Das Geld gibt es für Planungsleistungen für Verbesserungen im Schutz gegen Sturzfluten, wie sie 2016 Simbach heimgesucht haben mit sieben Toten und einem Sachschaden in Millionenhöhe. „Schon nach dem Hochwasser 2013 hat die Gemeinde Fraunberg mit Überlegungen begonnen und war in Vorleistung gegangen“, lobte Umweltministerin Ulrike Scharf bei der Übergabe des Förderbescheids. Sie sprach von einer „vorausschauenden und klugen Vorgehensweise“ und setzte augenzwinkernd hinzu: „Ich bin sehr zufrieden mit meinem Bürgermeister.“

Für die in Maria Thalheim wohnende Ministerin war es ein Heimspiel, für Christian Leeb dagegen das Debüt: Der neue Leiter des Wasserwirtschaftsamts München war zum ersten Mal in Fraunberg.

Die Ministerin stellte das Problem in einen größeren Zusammenhang, nannte Sturzfluten wie die von Simbach einen „Boten des Klimawandels“ und erläuterte, dass sich die Zugbahnen von Wetterphänomen verlangsamt hätten mit der Folge, dass sich Starkregenereignisse erstens intensivierten und zweitens lokal stärker begrenzt seien.

Es gehe auch um Bewusstseinsbildung, deutete Wiesmaier an. Die Gemeinde könne planen, aber wenn sie die Flächen etwa für Retentionsräume und Rückhaltebauwerke nicht bekomme, gehe es eben nicht. Er erinnerte sich, dass er kurz nach seiner Amtsübernahme eins solches Bauwerk habe angehen wolle. „Ich bin jetzt 22 Jahre lang Bürgermeister. Gebaut haben wir es immer noch nicht.“ Es fehle eben an der Grundstücksverfügbarkeit.

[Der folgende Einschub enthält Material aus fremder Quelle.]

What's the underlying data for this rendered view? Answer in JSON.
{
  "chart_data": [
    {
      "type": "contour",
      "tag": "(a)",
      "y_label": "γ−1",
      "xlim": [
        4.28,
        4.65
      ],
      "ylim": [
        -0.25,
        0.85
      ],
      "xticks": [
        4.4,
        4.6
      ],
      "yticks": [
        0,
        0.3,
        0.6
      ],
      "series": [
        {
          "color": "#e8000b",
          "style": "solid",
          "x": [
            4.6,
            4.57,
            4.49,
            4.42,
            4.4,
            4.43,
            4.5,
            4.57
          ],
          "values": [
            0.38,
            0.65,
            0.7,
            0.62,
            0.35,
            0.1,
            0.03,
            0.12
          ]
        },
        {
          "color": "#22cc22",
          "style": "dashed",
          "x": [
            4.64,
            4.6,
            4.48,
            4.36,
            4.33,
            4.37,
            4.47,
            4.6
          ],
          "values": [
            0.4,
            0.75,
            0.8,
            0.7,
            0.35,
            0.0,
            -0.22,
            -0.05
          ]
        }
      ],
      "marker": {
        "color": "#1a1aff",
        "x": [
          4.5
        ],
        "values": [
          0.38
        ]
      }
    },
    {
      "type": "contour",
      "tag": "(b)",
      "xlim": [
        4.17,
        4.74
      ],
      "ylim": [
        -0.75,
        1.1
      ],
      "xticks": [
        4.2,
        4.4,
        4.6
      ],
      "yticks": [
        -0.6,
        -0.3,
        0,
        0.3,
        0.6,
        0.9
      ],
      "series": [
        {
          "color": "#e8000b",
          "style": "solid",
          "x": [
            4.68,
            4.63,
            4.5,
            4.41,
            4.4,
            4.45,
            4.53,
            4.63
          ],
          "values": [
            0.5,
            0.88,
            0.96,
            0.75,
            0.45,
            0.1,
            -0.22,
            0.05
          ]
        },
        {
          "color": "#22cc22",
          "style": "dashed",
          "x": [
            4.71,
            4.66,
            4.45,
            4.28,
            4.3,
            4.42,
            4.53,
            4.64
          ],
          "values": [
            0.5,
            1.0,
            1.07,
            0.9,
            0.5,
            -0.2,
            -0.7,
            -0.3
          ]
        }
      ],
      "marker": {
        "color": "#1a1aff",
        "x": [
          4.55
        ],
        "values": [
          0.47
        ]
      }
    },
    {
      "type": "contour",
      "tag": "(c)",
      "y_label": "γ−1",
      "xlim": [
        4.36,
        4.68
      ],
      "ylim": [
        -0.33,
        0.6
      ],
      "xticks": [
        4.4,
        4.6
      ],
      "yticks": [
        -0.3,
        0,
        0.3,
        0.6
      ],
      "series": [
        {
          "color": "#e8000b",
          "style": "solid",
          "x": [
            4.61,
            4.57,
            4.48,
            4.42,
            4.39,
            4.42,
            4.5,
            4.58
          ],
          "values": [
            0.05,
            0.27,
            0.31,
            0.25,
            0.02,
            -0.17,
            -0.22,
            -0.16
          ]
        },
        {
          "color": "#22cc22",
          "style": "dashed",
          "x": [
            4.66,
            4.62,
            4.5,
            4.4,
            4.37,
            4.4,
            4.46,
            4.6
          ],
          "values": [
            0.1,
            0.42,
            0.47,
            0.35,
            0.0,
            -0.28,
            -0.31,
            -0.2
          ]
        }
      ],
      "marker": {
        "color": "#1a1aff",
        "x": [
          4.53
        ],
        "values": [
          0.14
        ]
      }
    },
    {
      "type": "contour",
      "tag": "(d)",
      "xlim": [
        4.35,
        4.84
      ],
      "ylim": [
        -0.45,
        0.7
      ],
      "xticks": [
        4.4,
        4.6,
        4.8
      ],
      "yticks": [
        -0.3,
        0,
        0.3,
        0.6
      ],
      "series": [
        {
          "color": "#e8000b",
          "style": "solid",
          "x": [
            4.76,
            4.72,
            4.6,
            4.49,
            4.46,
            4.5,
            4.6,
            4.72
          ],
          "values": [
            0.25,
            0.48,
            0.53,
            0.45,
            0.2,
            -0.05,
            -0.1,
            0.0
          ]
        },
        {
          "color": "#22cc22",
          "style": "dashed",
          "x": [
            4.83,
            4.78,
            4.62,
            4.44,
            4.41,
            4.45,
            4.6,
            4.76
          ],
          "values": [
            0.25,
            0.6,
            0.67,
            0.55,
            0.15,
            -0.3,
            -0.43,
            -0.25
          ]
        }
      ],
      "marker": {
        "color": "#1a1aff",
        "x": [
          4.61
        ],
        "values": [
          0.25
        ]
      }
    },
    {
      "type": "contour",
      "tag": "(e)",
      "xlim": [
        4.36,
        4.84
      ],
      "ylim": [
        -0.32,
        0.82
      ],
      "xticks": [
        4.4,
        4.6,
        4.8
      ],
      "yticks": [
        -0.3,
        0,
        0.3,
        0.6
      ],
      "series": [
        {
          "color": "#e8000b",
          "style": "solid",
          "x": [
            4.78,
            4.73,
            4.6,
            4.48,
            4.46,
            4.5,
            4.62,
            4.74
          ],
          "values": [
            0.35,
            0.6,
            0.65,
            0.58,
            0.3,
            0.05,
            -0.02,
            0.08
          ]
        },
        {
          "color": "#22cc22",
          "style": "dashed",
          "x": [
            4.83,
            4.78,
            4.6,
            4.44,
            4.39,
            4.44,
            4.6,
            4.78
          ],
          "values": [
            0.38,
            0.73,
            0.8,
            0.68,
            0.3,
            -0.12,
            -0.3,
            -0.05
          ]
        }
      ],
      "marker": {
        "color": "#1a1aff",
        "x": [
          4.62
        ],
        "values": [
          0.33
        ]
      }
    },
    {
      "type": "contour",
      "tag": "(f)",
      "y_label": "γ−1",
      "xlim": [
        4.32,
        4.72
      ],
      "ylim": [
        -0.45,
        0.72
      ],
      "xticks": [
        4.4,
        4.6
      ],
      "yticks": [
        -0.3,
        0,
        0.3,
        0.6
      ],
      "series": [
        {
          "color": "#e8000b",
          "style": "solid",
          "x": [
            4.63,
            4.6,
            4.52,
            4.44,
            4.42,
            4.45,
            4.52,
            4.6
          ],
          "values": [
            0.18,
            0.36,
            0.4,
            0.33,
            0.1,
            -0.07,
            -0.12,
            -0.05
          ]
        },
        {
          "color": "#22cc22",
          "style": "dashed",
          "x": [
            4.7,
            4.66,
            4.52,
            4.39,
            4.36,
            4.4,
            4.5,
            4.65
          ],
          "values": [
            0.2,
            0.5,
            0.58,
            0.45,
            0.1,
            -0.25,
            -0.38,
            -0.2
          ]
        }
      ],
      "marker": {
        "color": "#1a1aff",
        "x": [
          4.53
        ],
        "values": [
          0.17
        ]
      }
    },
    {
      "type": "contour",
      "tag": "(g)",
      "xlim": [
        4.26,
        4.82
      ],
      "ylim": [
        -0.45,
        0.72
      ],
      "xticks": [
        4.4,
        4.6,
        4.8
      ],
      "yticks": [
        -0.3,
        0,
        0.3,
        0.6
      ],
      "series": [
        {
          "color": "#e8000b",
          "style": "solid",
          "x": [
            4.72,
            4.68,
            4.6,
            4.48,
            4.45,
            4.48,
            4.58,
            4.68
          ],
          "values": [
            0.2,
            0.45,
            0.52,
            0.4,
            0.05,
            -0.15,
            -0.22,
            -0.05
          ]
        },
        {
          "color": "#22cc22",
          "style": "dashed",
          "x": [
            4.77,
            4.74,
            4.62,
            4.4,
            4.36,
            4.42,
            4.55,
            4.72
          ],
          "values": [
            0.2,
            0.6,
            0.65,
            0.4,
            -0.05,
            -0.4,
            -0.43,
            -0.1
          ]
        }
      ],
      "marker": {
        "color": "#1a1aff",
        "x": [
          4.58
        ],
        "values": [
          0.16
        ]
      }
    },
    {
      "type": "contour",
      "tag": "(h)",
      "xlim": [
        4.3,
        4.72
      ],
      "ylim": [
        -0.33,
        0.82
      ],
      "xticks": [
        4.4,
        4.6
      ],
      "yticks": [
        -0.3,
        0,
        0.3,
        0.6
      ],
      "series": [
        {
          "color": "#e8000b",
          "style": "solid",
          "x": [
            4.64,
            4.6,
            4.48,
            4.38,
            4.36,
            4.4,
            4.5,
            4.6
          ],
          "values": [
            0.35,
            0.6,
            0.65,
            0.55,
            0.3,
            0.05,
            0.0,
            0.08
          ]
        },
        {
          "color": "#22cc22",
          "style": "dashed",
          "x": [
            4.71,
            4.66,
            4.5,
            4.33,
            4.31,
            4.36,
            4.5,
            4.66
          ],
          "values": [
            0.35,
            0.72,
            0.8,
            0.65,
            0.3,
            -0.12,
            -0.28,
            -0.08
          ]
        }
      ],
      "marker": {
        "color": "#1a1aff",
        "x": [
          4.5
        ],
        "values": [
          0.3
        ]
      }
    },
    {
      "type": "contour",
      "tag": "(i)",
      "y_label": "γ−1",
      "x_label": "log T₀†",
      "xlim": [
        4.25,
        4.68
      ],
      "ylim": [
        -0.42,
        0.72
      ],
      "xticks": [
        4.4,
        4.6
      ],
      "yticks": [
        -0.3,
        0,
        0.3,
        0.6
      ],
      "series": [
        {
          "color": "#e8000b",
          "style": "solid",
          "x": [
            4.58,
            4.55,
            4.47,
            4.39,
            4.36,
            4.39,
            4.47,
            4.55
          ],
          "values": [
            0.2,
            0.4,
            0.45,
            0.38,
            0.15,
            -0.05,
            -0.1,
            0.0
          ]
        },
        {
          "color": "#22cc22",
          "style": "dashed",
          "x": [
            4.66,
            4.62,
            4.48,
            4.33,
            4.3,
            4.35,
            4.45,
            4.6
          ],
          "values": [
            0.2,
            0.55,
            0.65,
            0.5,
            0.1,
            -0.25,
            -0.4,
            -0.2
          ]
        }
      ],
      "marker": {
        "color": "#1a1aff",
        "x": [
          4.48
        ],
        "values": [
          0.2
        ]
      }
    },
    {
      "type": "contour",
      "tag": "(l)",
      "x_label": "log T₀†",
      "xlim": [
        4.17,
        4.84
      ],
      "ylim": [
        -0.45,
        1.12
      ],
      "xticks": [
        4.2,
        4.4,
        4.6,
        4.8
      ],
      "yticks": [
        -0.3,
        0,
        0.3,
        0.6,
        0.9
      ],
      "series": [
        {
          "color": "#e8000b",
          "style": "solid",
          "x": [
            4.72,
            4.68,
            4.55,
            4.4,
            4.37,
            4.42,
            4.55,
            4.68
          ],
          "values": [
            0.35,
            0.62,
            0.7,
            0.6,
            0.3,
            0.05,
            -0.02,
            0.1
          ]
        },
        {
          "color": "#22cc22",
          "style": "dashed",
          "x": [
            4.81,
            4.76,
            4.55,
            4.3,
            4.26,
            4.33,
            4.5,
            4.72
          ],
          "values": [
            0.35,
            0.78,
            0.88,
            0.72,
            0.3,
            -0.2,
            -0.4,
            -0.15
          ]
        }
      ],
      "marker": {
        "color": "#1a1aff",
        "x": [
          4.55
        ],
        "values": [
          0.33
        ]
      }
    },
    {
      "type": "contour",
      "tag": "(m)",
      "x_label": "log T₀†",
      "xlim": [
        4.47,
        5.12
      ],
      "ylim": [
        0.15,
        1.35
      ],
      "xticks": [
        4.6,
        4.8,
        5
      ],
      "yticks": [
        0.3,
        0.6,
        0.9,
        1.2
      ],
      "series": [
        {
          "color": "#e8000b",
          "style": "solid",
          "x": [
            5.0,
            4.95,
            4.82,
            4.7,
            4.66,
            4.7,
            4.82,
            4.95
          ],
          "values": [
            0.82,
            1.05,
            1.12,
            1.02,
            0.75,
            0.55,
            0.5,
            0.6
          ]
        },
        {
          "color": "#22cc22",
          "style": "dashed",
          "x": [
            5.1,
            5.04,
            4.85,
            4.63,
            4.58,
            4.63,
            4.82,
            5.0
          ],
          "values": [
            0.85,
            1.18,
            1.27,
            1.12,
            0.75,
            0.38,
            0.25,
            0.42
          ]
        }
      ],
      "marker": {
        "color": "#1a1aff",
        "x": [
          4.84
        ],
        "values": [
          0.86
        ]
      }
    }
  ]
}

Scharf kannte das Problem nur allzu gut: „Wir reden von der Hochwasser-Demenz“ sagte sie und appellierte: „Es ist eine Frage der Solidarität.“ Damit meinte sie, dass die Menschen im Oberlauf der Gewässer möglicherweise weniger Probleme hätten als die, bei denen das ganze Wasser dann ankommt.